What’s the significance of this contrast? We know that elephants are more social – and far more intelligent – than cows. But the comparison goes far beyond the question of intelligence and alertness. I believe it’s possible that elephants have all the cognitive and emotional capacities it takes to be persons. I’m not claiming they belong to the species Homo sapiens, obviously: rather, I mean they might have the potential to deserve the label ‘person’ in recognition of their particular status or identity. Along with many philosophers, I think that being a person involves something different to being a living organism with human DNA.
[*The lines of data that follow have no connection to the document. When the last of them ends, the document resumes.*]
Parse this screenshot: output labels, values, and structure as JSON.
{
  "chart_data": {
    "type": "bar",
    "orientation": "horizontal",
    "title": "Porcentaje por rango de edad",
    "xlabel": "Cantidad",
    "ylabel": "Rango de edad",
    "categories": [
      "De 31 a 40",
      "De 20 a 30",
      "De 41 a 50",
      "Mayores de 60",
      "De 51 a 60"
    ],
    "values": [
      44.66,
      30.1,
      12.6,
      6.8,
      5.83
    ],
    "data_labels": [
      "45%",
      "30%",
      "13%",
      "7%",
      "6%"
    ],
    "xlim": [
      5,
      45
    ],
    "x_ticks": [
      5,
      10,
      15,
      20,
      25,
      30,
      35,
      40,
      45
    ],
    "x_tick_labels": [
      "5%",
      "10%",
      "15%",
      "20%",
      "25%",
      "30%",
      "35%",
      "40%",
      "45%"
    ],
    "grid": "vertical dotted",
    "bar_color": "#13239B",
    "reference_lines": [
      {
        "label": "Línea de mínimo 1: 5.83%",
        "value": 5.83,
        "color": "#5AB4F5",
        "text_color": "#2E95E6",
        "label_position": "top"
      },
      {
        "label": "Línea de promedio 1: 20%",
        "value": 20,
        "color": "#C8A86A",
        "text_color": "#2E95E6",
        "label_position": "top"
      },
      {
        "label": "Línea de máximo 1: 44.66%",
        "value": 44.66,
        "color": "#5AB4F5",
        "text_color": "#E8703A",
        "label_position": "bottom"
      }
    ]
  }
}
Don’t get me wrong, I don’t think that elephants currently express the full range of personal and creative capacities that humans do. But I suspect all that’s missing are certain informational and institutional structures, along with the motivations to innovate upon them. In humans, we know what those structures look like: they are the books, movies, museums and laws that manifest in the world what otherwise exists only in our heads. It might be that there’s a lot going on in the heads of elephants, but they just haven’t been moved to externalise and store it in the environment the way we have.
However, if elephants do have all the raw mental material it takes to be persons, a time could come in the near future when we might draw them into a more expansive kind of personhood. The behavioural economics experiments that a colleague and I are planning to run with a group of semi-wild, female elephants in South Africa should begin to test the plausibility of this arresting speculation.